Questions about RFC 8771

from Andy Balaam's Blog

Mar 17, 2021, 9:30:41 AM

During my work on RFC 8771 The Internationalized Deliberately Unreadable Network NOtation (I-DUNNO) I have come across a number of questions. I am documenting them here so I can send them to the authors and try to improve my understanding of the intention.

This is an excellent RFC, and I thank the authors for their efforts in creating it.

1. Non-printable characters

In 4.2. Satisfactory Confusion Level, the RFC states that encodings may be deemed Satisfactory if they contain ‘At least one non-printable character’ (as well as one other condition in this section).

Both of the existing implementations that I know of ( and ) interpret “printable” to mean the same as Python’s isprintable() function: that is Nonprintable characters are those characters defined in the Unicode character database as “Other” or “Separator”, excepting the ASCII space (0x20) which is considered printable.

However, the definition of this function may be rather Python-specific, since its intention appears to be related to language internals like the repr function.

It would be helpful to find out exactly what is meant by “non-printable character” in the RFC.

2. Are Modifier Symbols, Symbols?

Also in section 4.2, the RFC mentions ‘”A character from the “Symbol” category’.

The Python implementation excludes Modifier Symbols from its definition. I believe this is incorrect, and have logged an issue on the topic: Some Symbol characters not recognised as such.

It would be helpful to have clarification on this point.

3. What does “different directionalities” mean?

Unicode classifies characters into several Bidi_Classes (for example, U+CED6E is Left_To_Right). In section 4.3. Delightful Confusion Level, the RFC refers to ‘Characters from scripts with different directionalities’.

As far as I can see there are two possible interpretations of this phrase:

  1. The encoding should contain characters from at least two different Bidi_Classes, or
  2. The encoding should contain characters that are both left-to-right and right-to-left in direction, either weakly or strongly.
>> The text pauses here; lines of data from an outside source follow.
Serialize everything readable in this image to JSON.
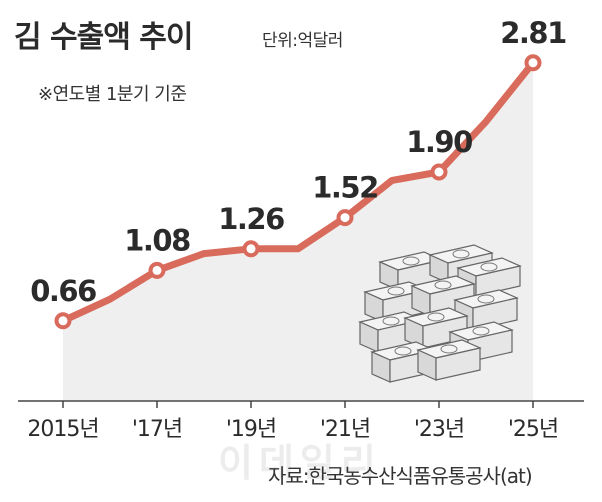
{
  "header": {
    "title": "김 수출액 추이",
    "unit": "단위:억달러",
    "note": "※연도별 1분기 기준"
  },
  "footer": {
    "source": "자료:한국농수산식품유통공사(at)",
    "watermark": "이데일리"
  },
  "colors": {
    "line": "#d96b5c",
    "area": "#efefef",
    "marker_fill": "#ffffff",
    "text": "#2b2b2b"
  },
  "illustration": "stacked-laver-bundles-icon",
  "chart_data": {
    "type": "line",
    "title": "김 수출액 추이",
    "unit": "억달러",
    "x": [
      2015,
      2016,
      2017,
      2018,
      2019,
      2020,
      2021,
      2022,
      2023,
      2024,
      2025
    ],
    "y": [
      0.66,
      0.84,
      1.08,
      1.22,
      1.26,
      1.26,
      1.52,
      1.83,
      1.9,
      2.32,
      2.81
    ],
    "labeled_points": [
      {
        "x": 2015,
        "label": "0.66"
      },
      {
        "x": 2017,
        "label": "1.08"
      },
      {
        "x": 2019,
        "label": "1.26"
      },
      {
        "x": 2021,
        "label": "1.52"
      },
      {
        "x": 2023,
        "label": "1.90"
      },
      {
        "x": 2025,
        "label": "2.81"
      }
    ],
    "x_ticks": [
      {
        "x": 2015,
        "label": "2015년"
      },
      {
        "x": 2017,
        "label": "'17년"
      },
      {
        "x": 2019,
        "label": "'19년"
      },
      {
        "x": 2021,
        "label": "'21년"
      },
      {
        "x": 2023,
        "label": "'23년"
      },
      {
        "x": 2025,
        "label": "'25년"
      }
    ],
    "xlim": [
      2015,
      2025
    ],
    "ylim": [
      0,
      3.0
    ],
    "grid": false,
    "legend": "none"
  }
}
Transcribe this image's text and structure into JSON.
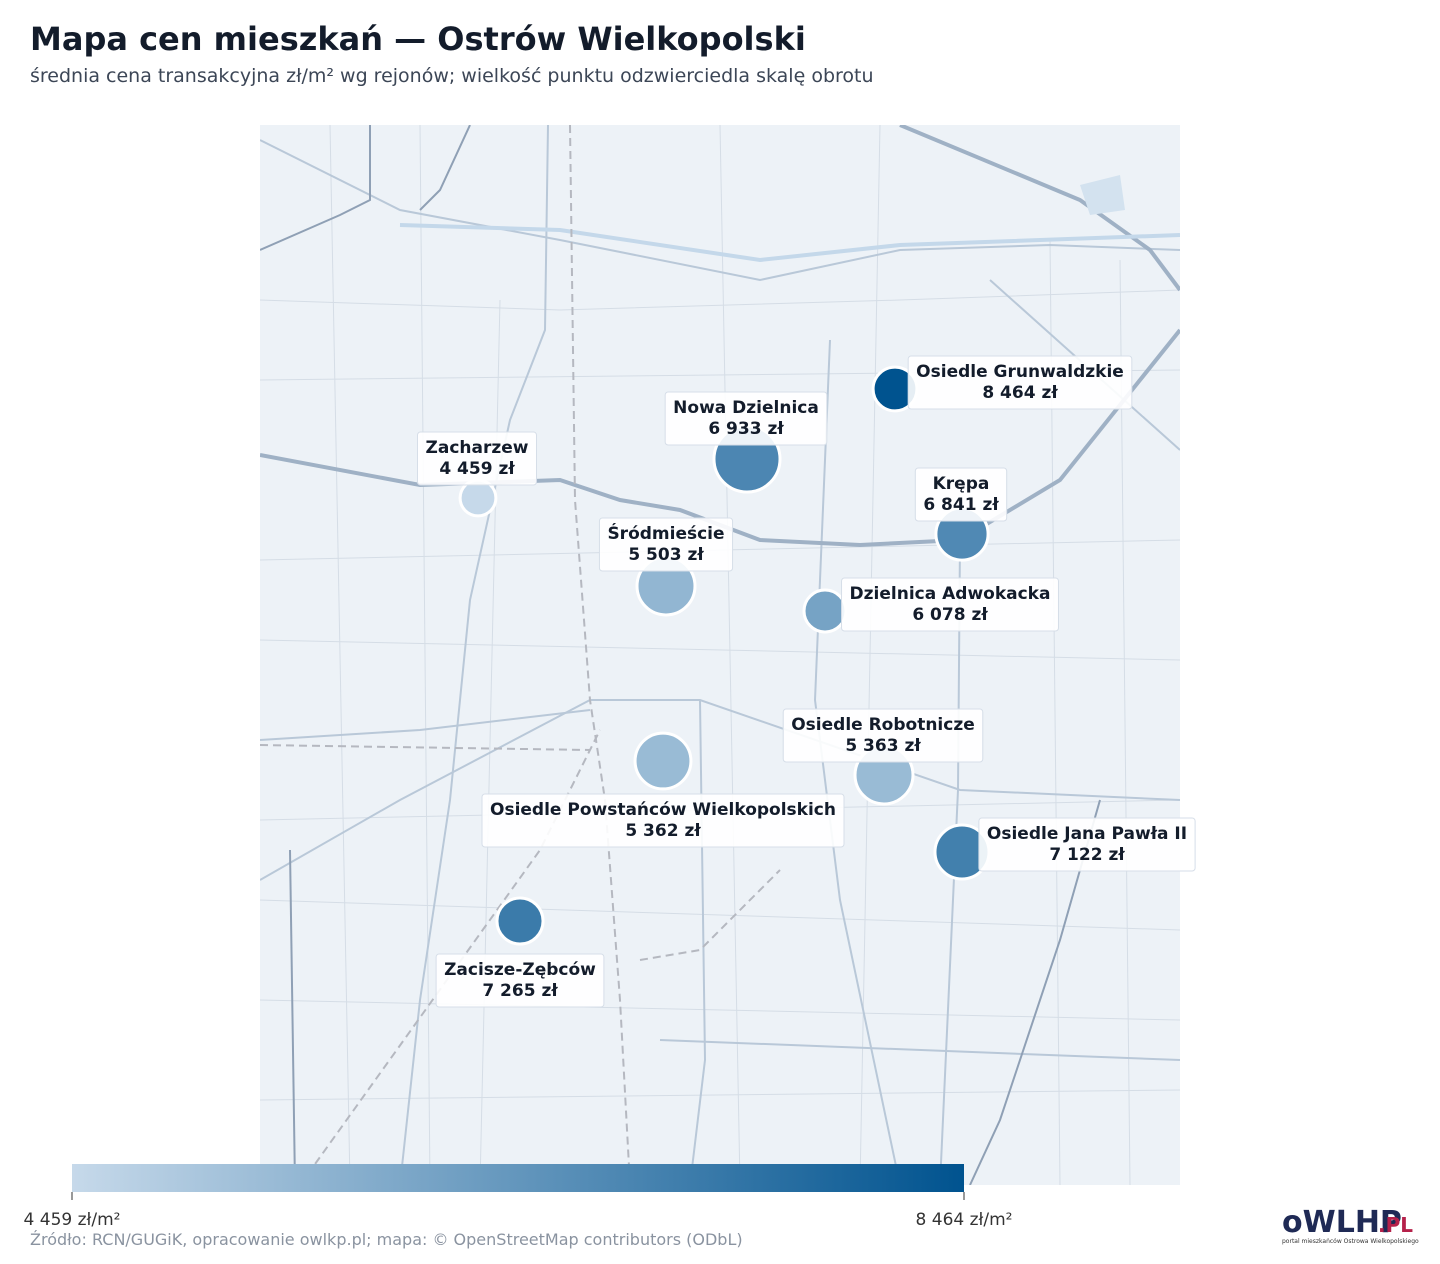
{
  "header": {
    "title": "Mapa cen mieszkań — Ostrów Wielkopolski",
    "subtitle": "średnia cena transakcyjna zł/m² wg rejonów; wielkość punktu odzwierciedla skalę obrotu"
  },
  "districts": [
    {
      "name": "Osiedle Grunwaldzkie",
      "value": 8464,
      "value_label": "8 464 zł",
      "size": 4.8
    },
    {
      "name": "Nowa Dzielnica",
      "value": 6933,
      "value_label": "6 933 zł",
      "size": 10.9
    },
    {
      "name": "Zacharzew",
      "value": 4459,
      "value_label": "4 459 zł",
      "size": 3.2
    },
    {
      "name": "Krępa",
      "value": 6841,
      "value_label": "6 841 zł",
      "size": 6.8
    },
    {
      "name": "Śródmieście",
      "value": 5503,
      "value_label": "5 503 zł",
      "size": 8.4
    },
    {
      "name": "Dzielnica Adwokacka",
      "value": 6078,
      "value_label": "6 078 zł",
      "size": 4.4
    },
    {
      "name": "Osiedle Robotnicze",
      "value": 5363,
      "value_label": "5 363 zł",
      "size": 8.4
    },
    {
      "name": "Osiedle Powstańców Wielkopolskich",
      "value": 5362,
      "value_label": "5 362 zł",
      "size": 7.8
    },
    {
      "name": "Osiedle Jana Pawła II",
      "value": 7122,
      "value_label": "7 122 zł",
      "size": 7.3
    },
    {
      "name": "Zacisze-Zębców",
      "value": 7265,
      "value_label": "7 265 zł",
      "size": 5.3
    }
  ],
  "colorbar": {
    "range": [
      4459,
      8464
    ],
    "colors": [
      "#c6d9ea",
      "#00538f"
    ],
    "ticks": [
      {
        "value": 4459,
        "label": "4 459 zł/m²"
      },
      {
        "value": 8464,
        "label": "8 464 zł/m²"
      }
    ]
  },
  "footer": {
    "source": "Źródło: RCN/GUGiK, opracowanie owlkp.pl; mapa: © OpenStreetMap contributors (ODbL)",
    "logo": "oWLHP",
    "logo_suffix": ".PL",
    "logo_tagline": "portal mieszkańców Ostrowa Wielkopolskiego"
  }
}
Both current implementations interpret this statement like number 1, but I suspect the intention may actually be something more like number 2.

If number 2 was meant, I think that would mean ignoring characters with Neutral directionality, and treating weakly directional characters as the same directionality as strongly directional ones.

4. What is a Confusable character?

Section 4.3 mentions ‘Character classified as “Confusables”‘. Both implementations interpret this quite loosely, as meaning something like ‘the encoding contains any character or substring which might be confused with any other character or substring’.

This means a lot of “normal” characters are included: all of the ASCII digits, and many of the Latin letters.

Was this is intention?

That’s all my questions. It has been great fun working on this RFC.